HYBRID EVENT: You can participate in person at London, UK or Virtually from your home or work.

6th Edition of Global Conference on Surgery and Anaesthesia

September 15-17, 2025 | Hybrid Event

September 15 -17, 2025 | London, UK
GCSA 2019

Telling difficult news

Ameen I Ramzy, Speaker at Surgery Conference
Legacy Emanuel Medical Center, United States
Title : Telling difficult news

Abstract:

Telling happy news is fun and usually easy. Telling difficult news is not fun and never easy but in some ways is more important, both for the one who says it and the one who is meant to hear it. How difficult news is told makes all the difference as to whether and how it is heard. Difficult news is not synonymous solely with bad news, a subtle distinction that has to be understood.
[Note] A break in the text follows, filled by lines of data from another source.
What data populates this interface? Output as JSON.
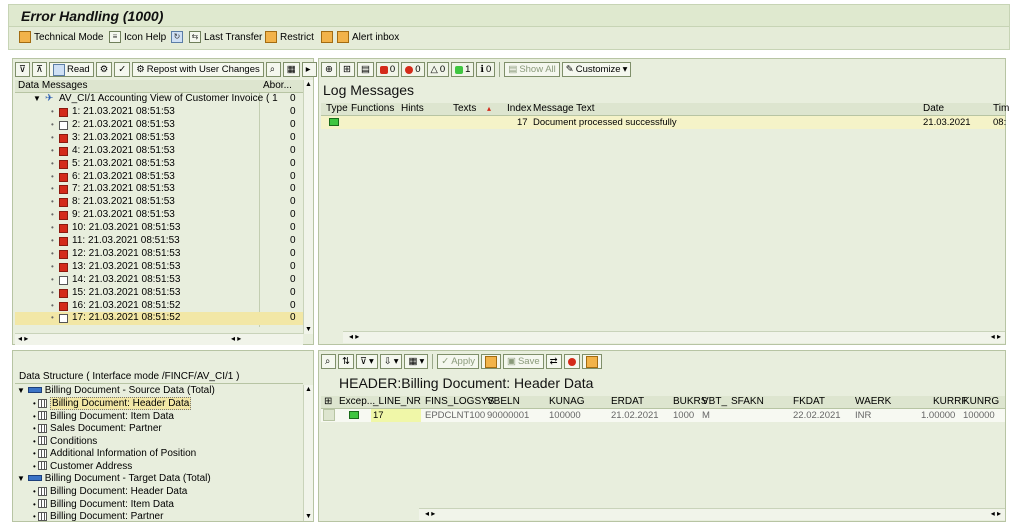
{
  "window": {
    "title": "Error Handling (1000)"
  },
  "appbar": [
    {
      "label": "Technical Mode",
      "icon": "technical-mode-icon"
    },
    {
      "label": "Icon Help",
      "icon": "icon-help-icon"
    },
    {
      "label": "",
      "icon": "refresh-icon"
    },
    {
      "label": "Last Transfer",
      "icon": "last-transfer-icon"
    },
    {
      "label": "Restrict",
      "icon": "restrict-icon"
    },
    {
      "label": "",
      "icon": "service-icon"
    },
    {
      "label": "Alert inbox",
      "icon": "alert-inbox-icon"
    }
  ],
  "data_messages": {
    "toolbar": {
      "read": "Read",
      "repost": "Repost with User Changes"
    },
    "col_name": "Data Messages",
    "col_abort": "Abor...",
    "root": {
      "label": "AV_CI/1 Accounting View of Customer Invoice ( 1",
      "count": "0"
    },
    "items": [
      {
        "label": "1: 21.03.2021 08:51:53",
        "count": "0",
        "status": "error"
      },
      {
        "label": "2: 21.03.2021 08:51:53",
        "count": "0",
        "status": "ok"
      },
      {
        "label": "3: 21.03.2021 08:51:53",
        "count": "0",
        "status": "error"
      },
      {
        "label": "4: 21.03.2021 08:51:53",
        "count": "0",
        "status": "error"
      },
      {
        "label": "5: 21.03.2021 08:51:53",
        "count": "0",
        "status": "error"
      },
      {
        "label": "6: 21.03.2021 08:51:53",
        "count": "0",
        "status": "error"
      },
      {
        "label": "7: 21.03.2021 08:51:53",
        "count": "0",
        "status": "error"
      },
      {
        "label": "8: 21.03.2021 08:51:53",
        "count": "0",
        "status": "error"
      },
      {
        "label": "9: 21.03.2021 08:51:53",
        "count": "0",
        "status": "error"
      },
      {
        "label": "10: 21.03.2021 08:51:53",
        "count": "0",
        "status": "error"
      },
      {
        "label": "11: 21.03.2021 08:51:53",
        "count": "0",
        "status": "error"
      },
      {
        "label": "12: 21.03.2021 08:51:53",
        "count": "0",
        "status": "error"
      },
      {
        "label": "13: 21.03.2021 08:51:53",
        "count": "0",
        "status": "error"
      },
      {
        "label": "14: 21.03.2021 08:51:53",
        "count": "0",
        "status": "ok"
      },
      {
        "label": "15: 21.03.2021 08:51:53",
        "count": "0",
        "status": "error"
      },
      {
        "label": "16: 21.03.2021 08:51:52",
        "count": "0",
        "status": "error"
      },
      {
        "label": "17: 21.03.2021 08:51:52",
        "count": "0",
        "status": "ok",
        "selected": true
      }
    ]
  },
  "log": {
    "toolbar": {
      "c_stop": "0",
      "c_error": "0",
      "c_warning": "0",
      "c_success": "1",
      "c_info": "0",
      "show_all": "Show All",
      "customize": "Customize"
    },
    "title": "Log Messages",
    "columns": {
      "type": "Type",
      "functions": "Functions",
      "hints": "Hints",
      "texts": "Texts",
      "index": "Index",
      "text": "Message Text",
      "date": "Date",
      "time": "Tim"
    },
    "rows": [
      {
        "index": "17",
        "text": "Document processed successfully",
        "date": "21.03.2021",
        "time": "08:"
      }
    ]
  },
  "structure": {
    "title": "Data Structure ( Interface mode /FINCF/AV_CI/1 )",
    "source": {
      "label": "Billing Document - Source Data (Total)",
      "items": [
        "Billing Document: Header Data",
        "Billing Document: Item Data",
        "Sales Document: Partner",
        "Conditions",
        "Additional Information of Position",
        "Customer Address"
      ]
    },
    "target": {
      "label": "Billing Document - Target Data (Total)",
      "items": [
        "Billing Document: Header Data",
        "Billing Document: Item Data",
        "Billing Document: Partner"
      ]
    }
  },
  "detail": {
    "toolbar": {
      "apply": "Apply",
      "save": "Save"
    },
    "title": "HEADER:Billing Document: Header Data",
    "columns": {
      "excep": "Excep...",
      "line_nr": "_LINE_NR",
      "logsys": "FINS_LOGSYS",
      "vbeln": "VBELN",
      "kunag": "KUNAG",
      "erdat": "ERDAT",
      "bukrs": "BUKRS",
      "vbt": "VBT_",
      "sfakn": "SFAKN",
      "fkdat": "FKDAT",
      "waerk": "WAERK",
      "kurrf": "KURRF",
      "kunrg": "KUNRG"
    },
    "row": {
      "line_nr": "17",
      "logsys": "EPDCLNT100",
      "vbeln": "90000001",
      "kunag": "100000",
      "erdat": "21.02.2021",
      "bukrs": "1000",
      "vbt": "M",
      "sfakn": "",
      "fkdat": "22.02.2021",
      "waerk": "INR",
      "kurrf": "1.00000",
      "kunrg": "100000"
    }
  },
  "colors": {
    "pane_bg": "#e8eedd",
    "error_red": "#d42a1a",
    "success_green": "#3fc640",
    "selection": "#f2e7a6",
    "sap_blue": "#3b73c6"
  }
}
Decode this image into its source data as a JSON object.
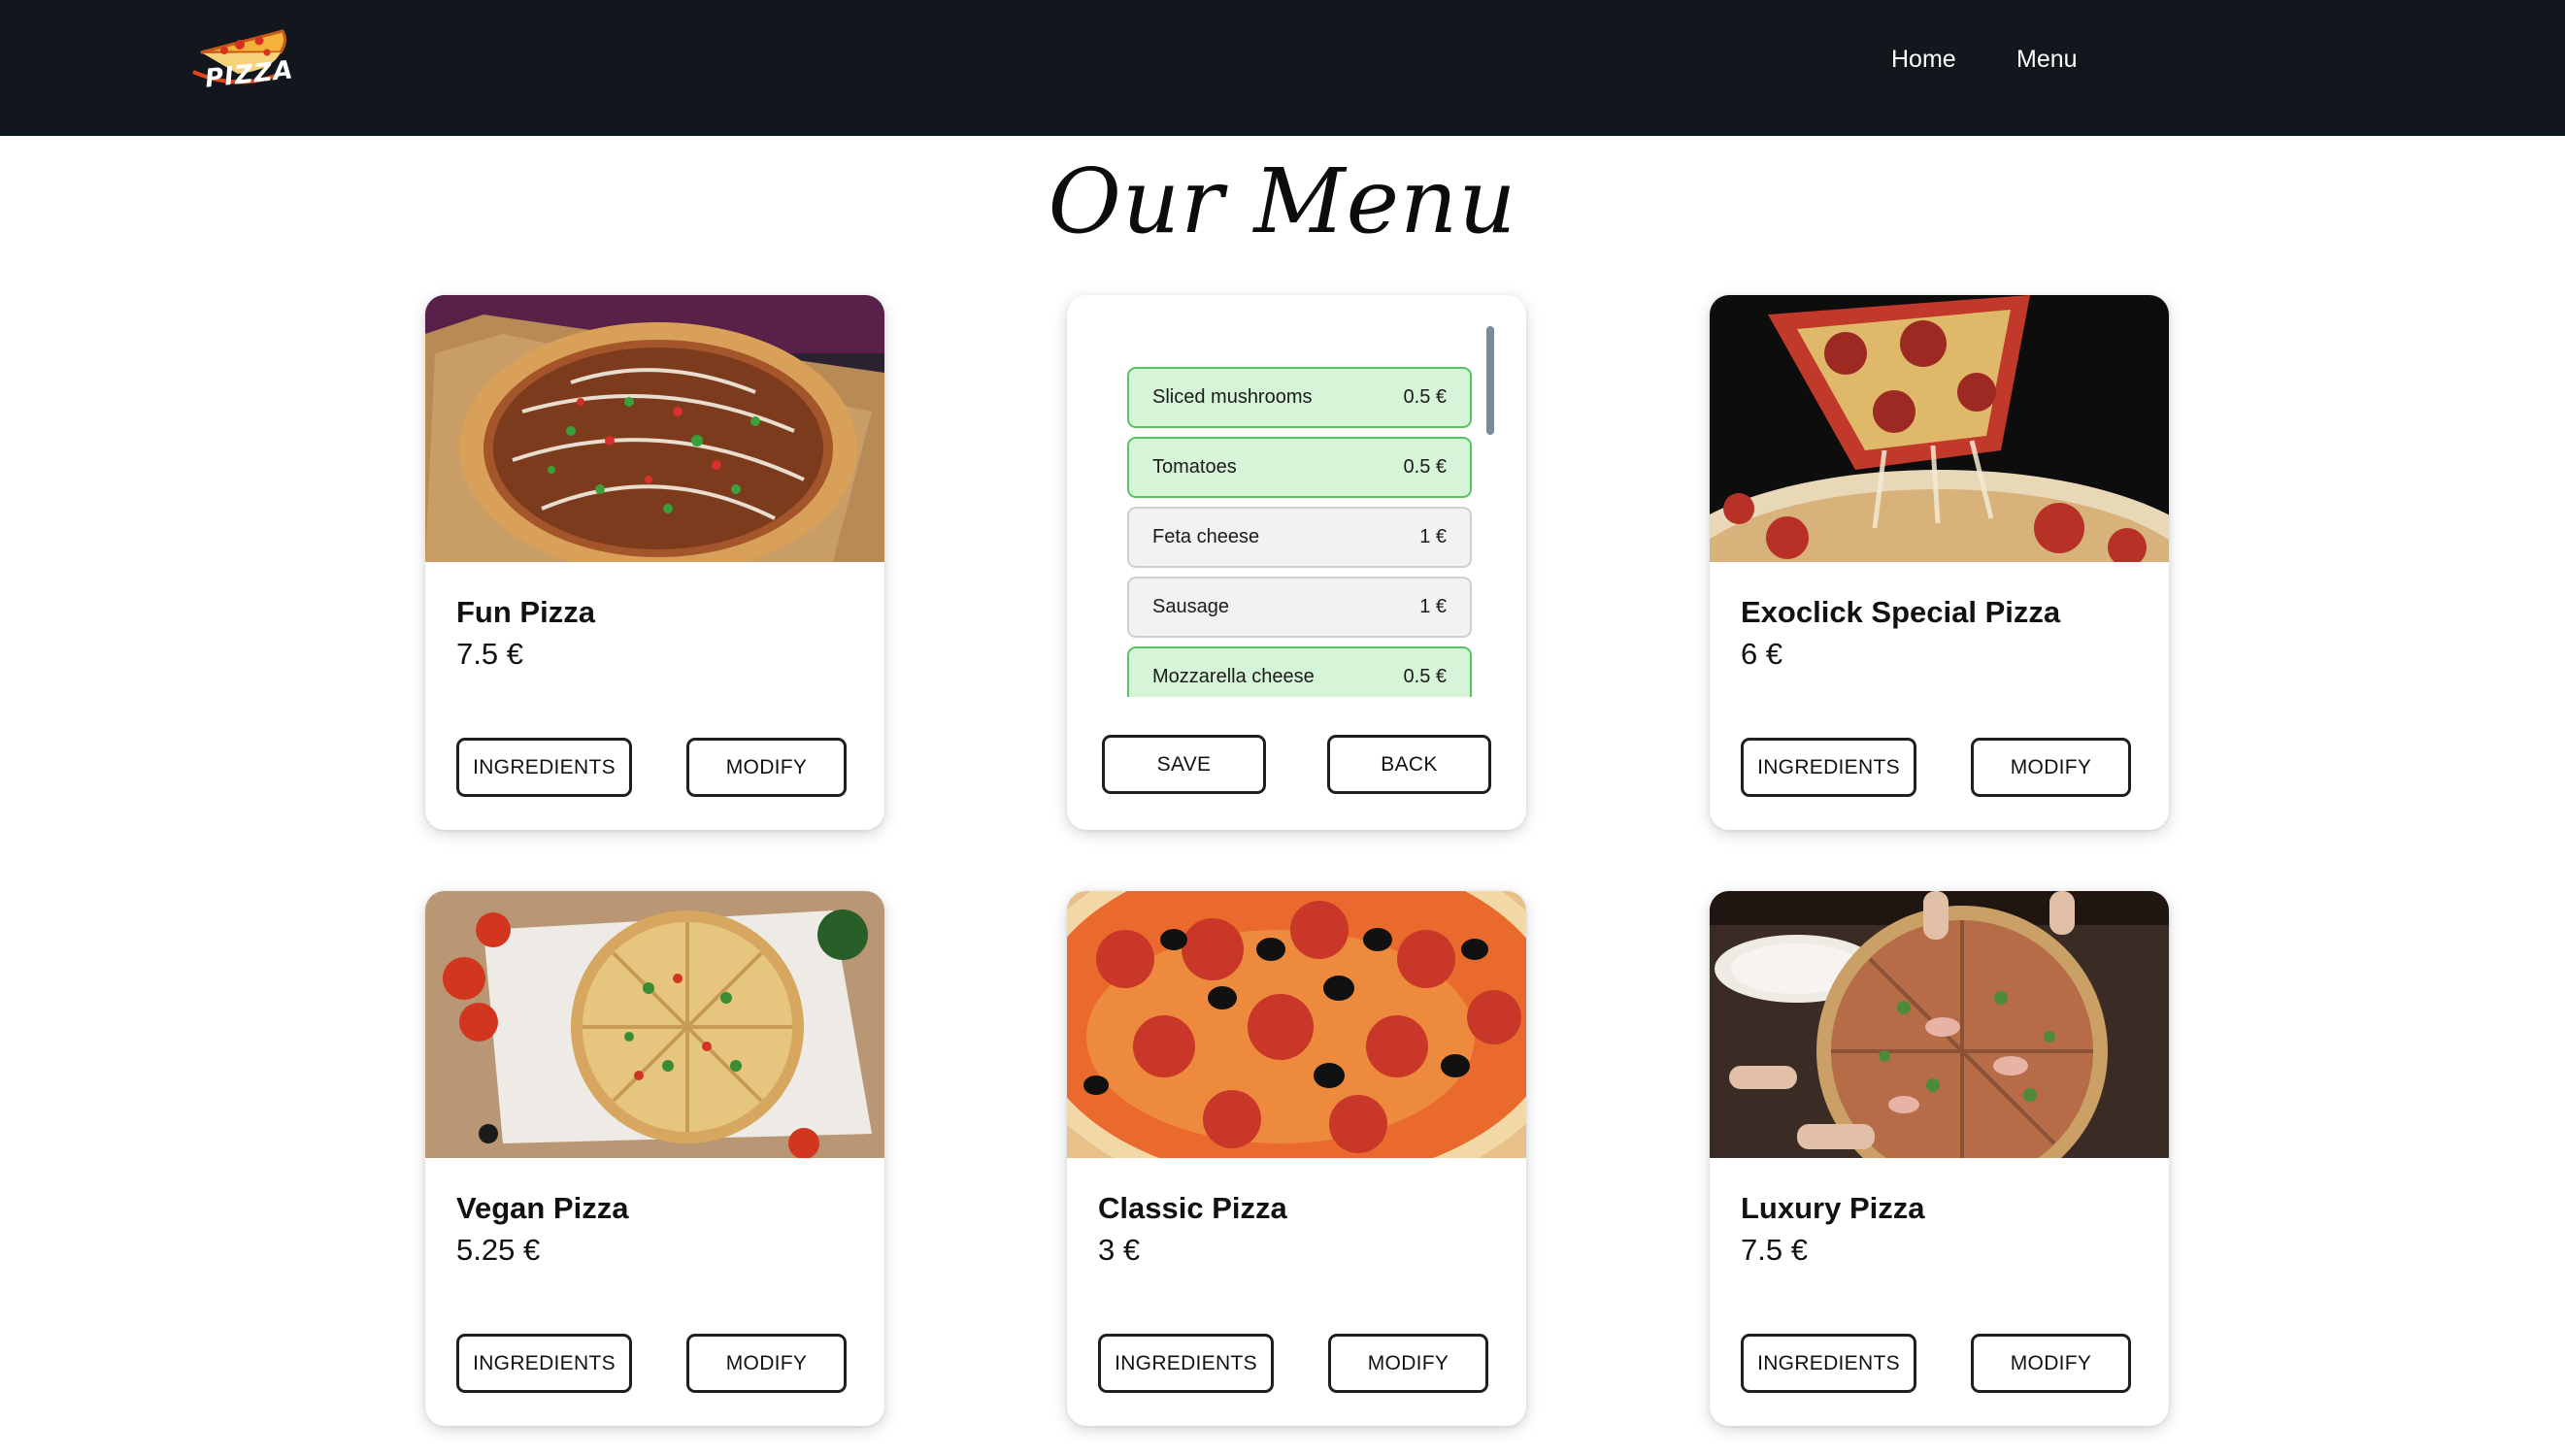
{
  "nav": {
    "logo_text": "PIZZA",
    "home_label": "Home",
    "menu_label": "Menu"
  },
  "page_title": "Our Menu",
  "colors": {
    "navbar_bg": "#12161d",
    "selected_ingredient_bg": "#d6f5d8",
    "selected_ingredient_border": "#58c461",
    "unselected_ingredient_bg": "#f2f2f2"
  },
  "cards": [
    {
      "name": "Fun Pizza",
      "price": "7.5 €",
      "ingredients_label": "INGREDIENTS",
      "modify_label": "MODIFY",
      "image_icon": "pizza-box-photo"
    },
    {
      "name": "Exoclick Special Pizza",
      "price": "6 €",
      "ingredients_label": "INGREDIENTS",
      "modify_label": "MODIFY",
      "image_icon": "pizza-slice-cheese-pull-photo"
    },
    {
      "name": "Vegan Pizza",
      "price": "5.25 €",
      "ingredients_label": "INGREDIENTS",
      "modify_label": "MODIFY",
      "image_icon": "vegan-pizza-photo"
    },
    {
      "name": "Classic Pizza",
      "price": "3 €",
      "ingredients_label": "INGREDIENTS",
      "modify_label": "MODIFY",
      "image_icon": "pepperoni-olive-pizza-photo"
    },
    {
      "name": "Luxury Pizza",
      "price": "7.5 €",
      "ingredients_label": "INGREDIENTS",
      "modify_label": "MODIFY",
      "image_icon": "luxury-pizza-table-photo"
    }
  ],
  "edit_card": {
    "save_label": "SAVE",
    "back_label": "BACK",
    "ingredients": [
      {
        "name": "Sliced mushrooms",
        "price": "0.5 €",
        "selected": true
      },
      {
        "name": "Tomatoes",
        "price": "0.5 €",
        "selected": true
      },
      {
        "name": "Feta cheese",
        "price": "1 €",
        "selected": false
      },
      {
        "name": "Sausage",
        "price": "1 €",
        "selected": false
      },
      {
        "name": "Mozzarella cheese",
        "price": "0.5 €",
        "selected": true
      }
    ]
  }
}
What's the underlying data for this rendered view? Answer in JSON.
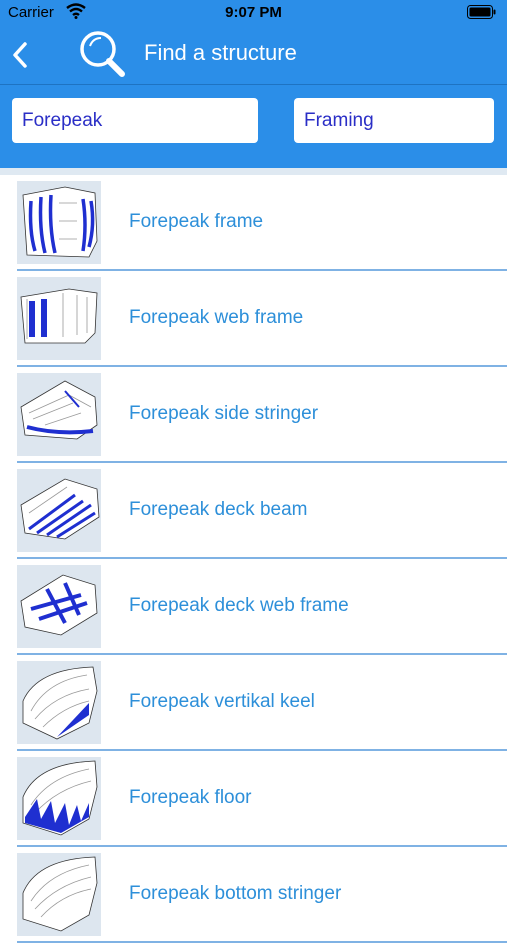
{
  "status": {
    "carrier": "Carrier",
    "time": "9:07 PM"
  },
  "nav": {
    "title": "Find a structure"
  },
  "filters": {
    "area": "Forepeak",
    "category": "Framing"
  },
  "items": [
    {
      "label": "Forepeak frame",
      "icon": "forepeak-frame-thumbnail"
    },
    {
      "label": "Forepeak web frame",
      "icon": "forepeak-web-frame-thumbnail"
    },
    {
      "label": "Forepeak side stringer",
      "icon": "forepeak-side-stringer-thumbnail"
    },
    {
      "label": "Forepeak deck beam",
      "icon": "forepeak-deck-beam-thumbnail"
    },
    {
      "label": "Forepeak deck web frame",
      "icon": "forepeak-deck-web-frame-thumbnail"
    },
    {
      "label": "Forepeak vertikal keel",
      "icon": "forepeak-vertikal-keel-thumbnail"
    },
    {
      "label": "Forepeak floor",
      "icon": "forepeak-floor-thumbnail"
    },
    {
      "label": "Forepeak bottom stringer",
      "icon": "forepeak-bottom-stringer-thumbnail"
    }
  ],
  "colors": {
    "header": "#2b8ee8",
    "label": "#2d8fd9",
    "field_text": "#2a2ec6",
    "highlight": "#1f2fd0"
  }
}
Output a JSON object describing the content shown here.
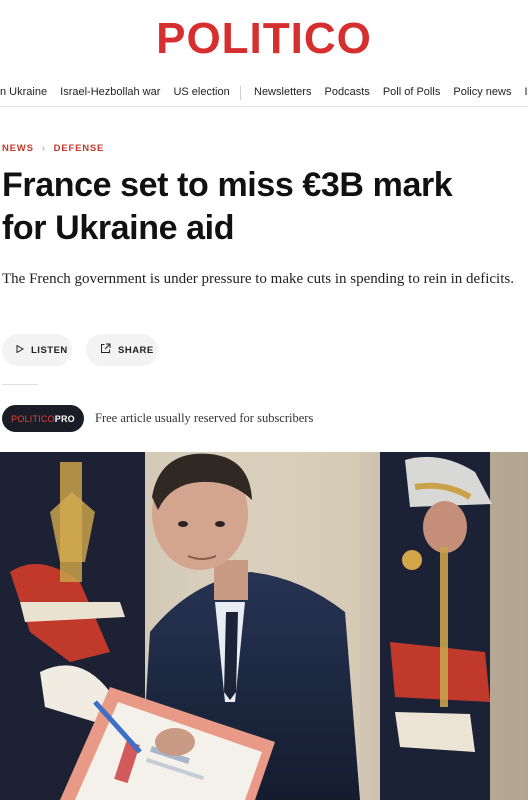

In the trauma surgery where I worked and in other medical services with emergencies, telling someone a loved one is likely to survive an unexpected event is still telling difficult news. Difficult news is told not only by health care providers. In a country with a population of 300 million, it can be expected that 2 million people will lose their lives in one year, and the 8 million people in their immediate families will receive and convey this difficult news to other family members. Telling someone that a loved one has died is obviously bad news. Telling someone that a loved one has had a close brush with death, but is expected to live may seem at first to be good news. In reality, however, this is still very difficult news. Even if the prognosis is favorable (which is hard to predict with absolute certainty), there are many losses of time and control that are not easy to measure, but are still very real and daunting. For someone who has had a heart attack or an injury, there is a sense of both uncertainty and loss of control. Virtually any conversation in an Emergency Department or an Intensive Care Unit can involve difficult news.

Biography:

Dr. Ramzy did undergraduate study at Northwestern University near Chicago, Illinois. He graduated from the University of Nebraska School of Medicine in 1975, and then did a General Surgery Residency. In Baltimore, Maryland, he trained in Trauma Fellowship and went on staff as a Trauma Surgeon. He also became both State EMS Director and Medical Director at the Maryland Institute for Emergency Medical Services System. He later provided surgery and critical care at the Legacy Emanuel Medical Center in Portland, Oregon, and became the Trauma Medical Director of the Level 1 Trauma Center. In his career, he published in the Journal of Trauma and made over 200 presentations in EMS and Trauma.